In particular, Prof. Guan’s research on influenza has 1) identified all the major precursors and transmission pathways of the H5N1 influenza viruses that currently circulate in Southeast Asia, Europe and Africa; 2) initiated the systematic study of H9N2 viruses, which, along with H5 viruses, are now regarded as the most likely novel influenza subtypes to cause a pandemic; 3) defined the critical role of domestic ducks in harboring and spreading influenza viruses; 4) made major contributions in recognizing the emergence, evolutionary history and development of the 2009 H1N1 pandemic virus; and 5) revealed the genesis, infection source, evolutionary pathway and possible transmission route of the recently emerged H7N9 influenza virus.

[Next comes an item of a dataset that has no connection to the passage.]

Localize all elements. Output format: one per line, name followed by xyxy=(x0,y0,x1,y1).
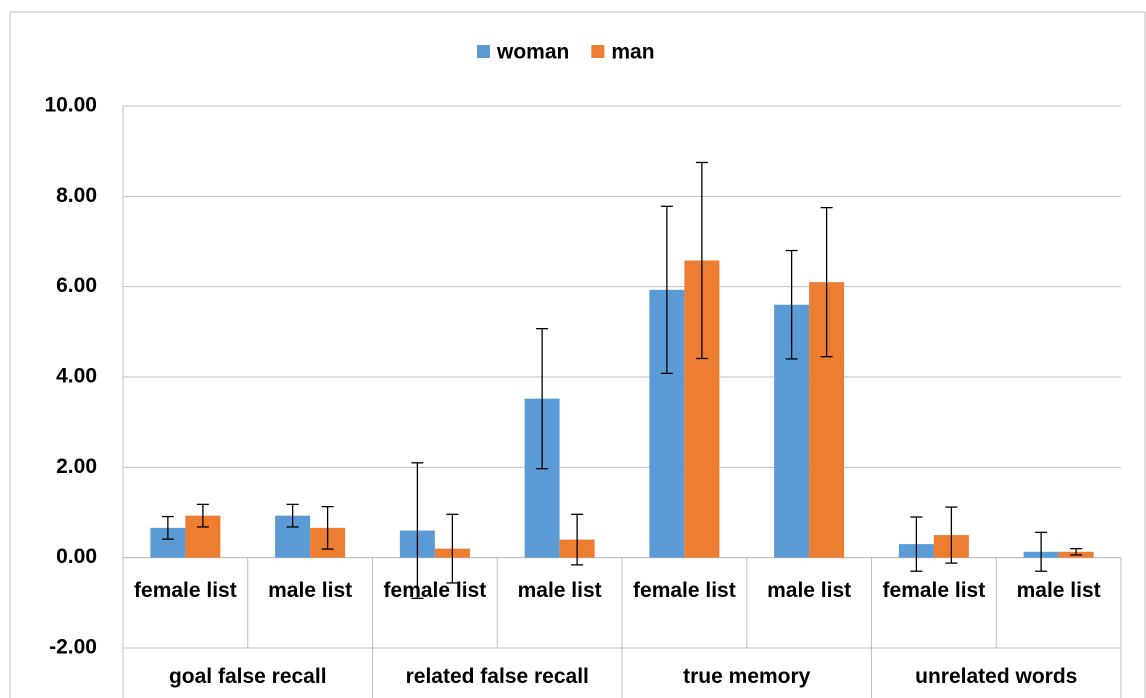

Prof Guan also initiated the SARS etiological investigation in Guangdong that resulted in the Department of Microbiology at HKU being the first research team to identify this emerging coronavirus and was the first to identify the virus in wild animal markets Guangdong showing this to be the interface for zoonotic transmission to humans. He subsequently organized and led the nationally coordinated investigation in China to determine the zoonotic source of SARS coronavirus, and advised the Chinese Government on control measures to successfully avert a second SARS outbreak in early 2004 in Guangdong. His recent contributions on MERS have revealed the prevalence and evolution of the MERS coronavirus in its animal reservoir, which led to the human outbreaks in Korea and Saudi Arabia; and his work has identified a new coronavirus species co-circulating with the MERS coronavirus in camels.
Prof. Guan was repeatedly ranked as a highly cited researcher (2014-2018) and ranked 11th in the world in the field of microbiology (Thomson 2014). He has obtained substantial grant funding from the NIH of the USA, the Welcome Trust fund and the WHO as well as from local government sources and private foundations. “Time” magazine of the USA has twice featured him, first as one of 18 “Global Health Hero” and later as an “Asian Hero”.